What’s intrinsically funny about that is the fact that one of the few things this movie does right is critique the popular culture of the 90’s themselves, while also being a a clear part of it. There’s Ethan Hawke with his bad boy locks and mustache. We have a stammering, awkward Ben Stiller on screen, and sitting in the director’s chair for the first time. The movie exudes the time period, which is totally fine, but we need to focus now on those other two words: “comedy,” and “love.”
I’m all for toned down comedy in place of other flavors and tones, but let’s be honest – this movie just isn’t particularly comedic. Don’t get me wrong, there are a lot of healthy chuckle moments, but they don’t leave a lasting impression. The one truly funny moment I can remember is when we first meet Ben Stiller, and he has a sculpted bust thing of Dr. Zeus from Planet of the Apes, which proceeds to get smashed by Winona Ryder. Even then, physical comedy is great but when you have a comedic talent like Stiller both acting and directing, you expect more.
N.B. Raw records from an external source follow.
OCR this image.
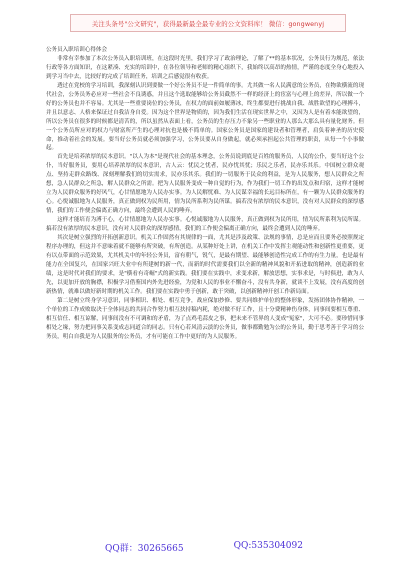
关注头条号"公文研究"，获得最新最全最专业的公文资料库！ 微信：gongwenyj

公务员入职培训心得体会

非常有幸参加了本次公务员入职培训班，在这段时光里，我们学习了政治理论，了解了**的基本状况，公务员行为规范，依法行政等各方面知识，在这紧凑、充实的培训中，在各位领导和老师的精心组织下，我始终以高昂的热情，严谨的态度全身心地投入到学习当中去，比较好的完成了培训任务，培训之后感觉很有收获。

透过在党校的学习培训，我深刻认识到要做一个好公务员不是一件简单的事。尤其做一名人民满意的公务员，在物欲横流的现代社会，公务员务必应对一些社会不良诱惑，并且这个选取能够给公务员截然不一样的经济上的宦富与心理上的差异，所以做一个好的公务员也并不容易。尤其是一些重要岗位的公务员，在权力的面前如履薄冰，终生都要进行挑战自我、战胜欲望的心理搏斗，并且以意志、人格来保证过自我洁身自爱。因为这个世界是物质的，因为我们生活在现实世界之中，又因为人是有着本能欲望的，所以公务员在很多的时候都是清苦的，所以虽然从表面上看，公务员的生存压力不象另一些职业的人那么大那么具有量化财务。但一个公务员所应对的权力与财富所产生的心理对抗也是极不简单的。国家公务员是国家的建设者和管理者，肩负着神圣的历史使命，推动着社会的发展。要当好公务员就必须加强学习，公务员要从自身做起，就必须承担起公共管理的职责，从每一个小事做起。

首先是培养浓厚的民本意识。"以人为本"是现代社会的基本理念，公务员说到底是百姓的服务员，人民的公仆，要当好这个公仆，当好服务员，要用心培养浓厚的民本意识，古人云：忧民之忧者，民亦忧其忧；乐民之乐者，民亦乐其乐。中国树立群众观点、坚持走群众路线、深刻理解我们的切实需求，民亦乐其乐。我们的一切服务于民众的利益，是为人民服务，想人民群众之所想，急人民群众之所急，解人民群众之所需。把为人民服务变成一种自觉的行为，作为我们一切工作的出发点和归宿，这样才能树立为人民群众服务的好风气，心甘情愿地为人民办实事。为人民解忧难、为人民谋幸福的长远目标所在，有一颗为人民群众服务的心。心悦诚服地为人民服务，真正做到权为民所用，情为民所系利为民所谋。搞若没有浓厚的民本意识，没有对人民群众的深厚感情，我们的工作便会偏离正确方向，最终会遭到人民的唾弃。

这样才能培育为溥于心，心甘情愿地为人民办实事。心悦诚服地为人民服务，真正做到权为民所用，情为民所系利为民所谋。搞若没有浓厚的民本意识，没有对人民群众的深厚感情，我们的工作便会偏离正确方向，最终会遭到人民的唾弃。

其次是树立强烈的开拓创新意识。机关工作固然有其规律的一面，尤其是涉及政策、法规的事情，总是应而且要务必按照规定程序办理的，但这并不意味着就不能够有所突破，有所创造。从某种好处上讲，在机关工作中发挥主观能动性和创新性更重要，更有以点带面的示范效果，尤其机关中的年轻公务员，富有朝气，锐气，是最有期望、最能够创造性完成工作的有生力量，也是最有能力在全国复兴，在国家兴旺大业中有所建树的新一代，而新的时代需要我们以全新的精神风貌和开拓进取的精神，创造新的业绩，这是时代对我们的要求，是"横看有奇崛"式的新实践。我们要在实践中，求变求新，解放思想，实事求是，与时俱进，敢为人先，以更加开放的胸襟，积极学习借鉴国内外先进经验，为党和人民的事业不懈奋斗，没有共身新，就谈不上发展，没有高度的创新热情，就难以做好新时期的机关工作。我们要在实践中勇于创新，敢于突破，以创新精神开创工作新局面。

第二是树立终身学习意识，同事相识、相处、相互竞争，战应保加抄修、要共同维护单位的整体形象，发扬团体协作精神，一个单位的工作成败取决于全体同志的共同合作努力相互扶持稿内耗，绝对做不好工作，且十分费精神伤身体，同事间要相互尊重、相互信任、相互谅解，同事间没有不可调和的矛盾，为了点鸡毛蒜皮之事，把未来不管界的人变成"冤家"，大可不必。要珍惜同事相处之缘，努力把同事关系变成志同道合的同志。只有心若风清云淡的公务员，做事都勤勉为公的公务员，勤于思考善于学习的公务员，明白自我是为人民服务的公务员，才有可能在工作中更好的为人民服务。

QQ群：30265665	QQ:535304092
So the movie sacrifices laughs for what it would like to think is a serious story. And it is a serious story, as Ryder’s character goes around taping her and her friends lives to make a documentary about people their age. This is a compelling concept, and it is used in cool ways by Stiller, as we see sections of that documentary through grainy video footage spliced into the rest of the movie. It’s fun to see the characters trying to explain themselves. The problem is, there doesn’t seem to be much of a conflict other than “Which boy do I choose?” It’s framed around a troublesome time in the characters’ lives as they try to find meaning and purpose, but unfortunately those issues seem to fall to the wayside in favor of a Stiller vs. Hawke cockfight.
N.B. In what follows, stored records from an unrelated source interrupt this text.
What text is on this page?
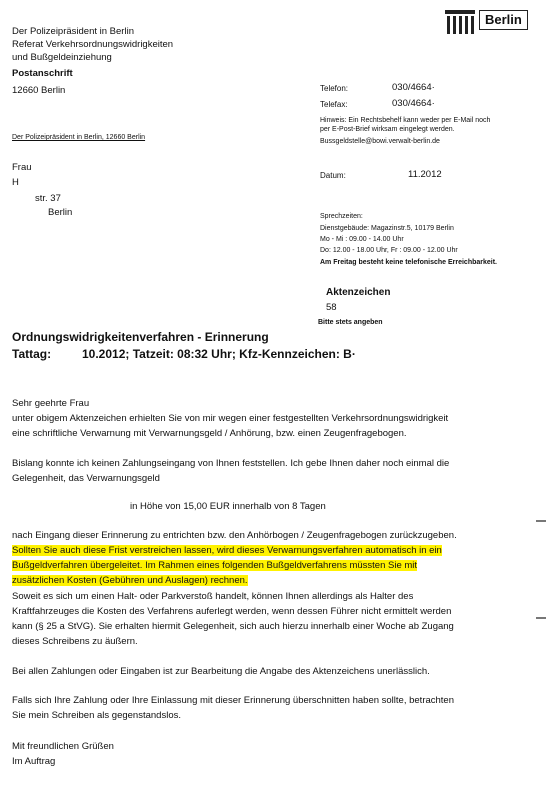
Berlin
Der Polizeipräsident in Berlin
Referat Verkehrsordnungswidrigkeiten
und Bußgeldeinziehung
Postanschrift
12660 Berlin
Der Polizeipräsident in Berlin, 12660 Berlin
Telefon:	030/4664·
Telefax:	030/4664·
Hinweis: Ein Rechtsbehelf kann weder per E-Mail noch
per E-Post-Brief wirksam eingelegt werden.
Bussgeldstelle@bowi.verwalt-berlin.de
Frau
H
str. 37
Berlin
Datum:	11.2012
Sprechzeiten:
Dienstgebäude: Magazinstr.5, 10179 Berlin
Mo - Mi : 09.00 - 14.00 Uhr
Do: 12.00 - 18.00 Uhr, Fr : 09.00 - 12.00 Uhr
Am Freitag besteht keine telefonische Erreichbarkeit.
Aktenzeichen
58
Bitte stets angeben
Ordnungswidrigkeitenverfahren - Erinnerung
Tattag:	10.2012; Tatzeit: 08:32 Uhr; Kfz-Kennzeichen: B·
Sehr geehrte Frau
unter obigem Aktenzeichen erhielten Sie von mir wegen einer festgestellten Verkehrsordnungswidrigkeit
eine schriftliche Verwarnung mit Verwarnungsgeld / Anhörung, bzw. einen Zeugenfragebogen.
Bislang konnte ich keinen Zahlungseingang von Ihnen feststellen. Ich gebe Ihnen daher noch einmal die
Gelegenheit, das Verwarnungsgeld
in Höhe von 15,00 EUR innerhalb von 8 Tagen
nach Eingang dieser Erinnerung zu entrichten bzw. den Anhörbogen / Zeugenfragebogen zurückzugeben.
Sollten Sie auch diese Frist verstreichen lassen, wird dieses Verwarnungsverfahren automatisch in ein
Bußgeldverfahren übergeleitet. Im Rahmen eines folgenden Bußgeldverfahrens müssten Sie mit
zusätzlichen Kosten (Gebühren und Auslagen) rechnen.
Soweit es sich um einen Halt- oder Parkverstoß handelt, können Ihnen allerdings als Halter des
Kraftfahrzeuges die Kosten des Verfahrens auferlegt werden, wenn dessen Führer nicht ermittelt werden
kann (§ 25 a StVG). Sie erhalten hiermit Gelegenheit, sich auch hierzu innerhalb einer Woche ab Zugang
dieses Schreibens zu äußern.
Bei allen Zahlungen oder Eingaben ist zur Bearbeitung die Angabe des Aktenzeichens unerlässlich.
Falls sich Ihre Zahlung oder Ihre Einlassung mit dieser Erinnerung überschnitten haben sollte, betrachten
Sie mein Schreiben als gegenstandslos.
Mit freundlichen Grüßen
Im Auftrag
It’s for this fault that my favorite moment in the movie is when the “finding your purpose” story and the “lovey love” story actually intertwine in an interesting way. Stiller’s character is a ladder-climber in the entertainment industry, while Hawke is a deadbeat guitarist-singer with too much time on his hands. The two both want to be with Ryder’s character. The moment occurs when Ryder runs away from the two of them, and they both have a fight/discussion about literally her fate and the nature of each of their relationships to her. It’s a poignant scene that makes neither of them the bad guy, and makes Hawke’s character grow in particular.
She ends up with Ethan Hawke. It’s not too surprising for the most of the movie, except in the midst of the aforementioned scene, when you question who is the best for Ryder’s character. Which brings me to my last bit of analysis: Winona Ryder.
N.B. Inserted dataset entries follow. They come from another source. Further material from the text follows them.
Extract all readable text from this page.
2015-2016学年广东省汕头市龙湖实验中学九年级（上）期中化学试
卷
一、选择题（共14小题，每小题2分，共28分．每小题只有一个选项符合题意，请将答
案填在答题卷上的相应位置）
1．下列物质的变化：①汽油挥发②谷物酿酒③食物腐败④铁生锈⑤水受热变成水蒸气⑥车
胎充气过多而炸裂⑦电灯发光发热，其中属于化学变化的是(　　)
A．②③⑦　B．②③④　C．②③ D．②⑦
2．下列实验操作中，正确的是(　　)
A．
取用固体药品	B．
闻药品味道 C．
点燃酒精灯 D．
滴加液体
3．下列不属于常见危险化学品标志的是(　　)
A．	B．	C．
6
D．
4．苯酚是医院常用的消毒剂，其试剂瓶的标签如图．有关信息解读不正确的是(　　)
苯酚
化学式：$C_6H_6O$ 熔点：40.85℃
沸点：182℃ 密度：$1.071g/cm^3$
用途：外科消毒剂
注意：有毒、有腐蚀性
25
I’ve been talking a lot about the men in this movie without really discusing the protagonist, Lelaina. Ryder goes back and forth in making Lelaina both a likeable, sympathetic person with an outright insane person. Some of the things she does, like the ways she quits her job and pays her telephone bill, seem to be extreme and not realistic in an otherwise pretty straight movie. I like this dimension added to a character, but it also doesn’t have to be so extreme. The best moments with Ryder are when we see her interact with her friends and family. The opening dinner scene with her parents and step parents shines in particular, as we see her struggle to be a relevant member of society while also crumbling under the weight of her parents’ baggage.
I also want to revisit Ethan Hawke. In Reality Bites he bears the face of a Backstreet Boy, ready to receive my fist. He looks so obnoxious. And I hate the way he kisses. It’s like watching a Burger King commercial.
I can only recommend Reality Bites if you want to see some good actors bounce off each other well, or if you want to see Ben Stiller in his first directing role. But I would recommend even more his next movie, The Cable Guy, with Jim Carrey and Matthew Broderick. It’s a tighter movie, and more satirical, which is Stiller’s strongsuit.
Thank you for reading this wishy-washy analysis of Reality Bites.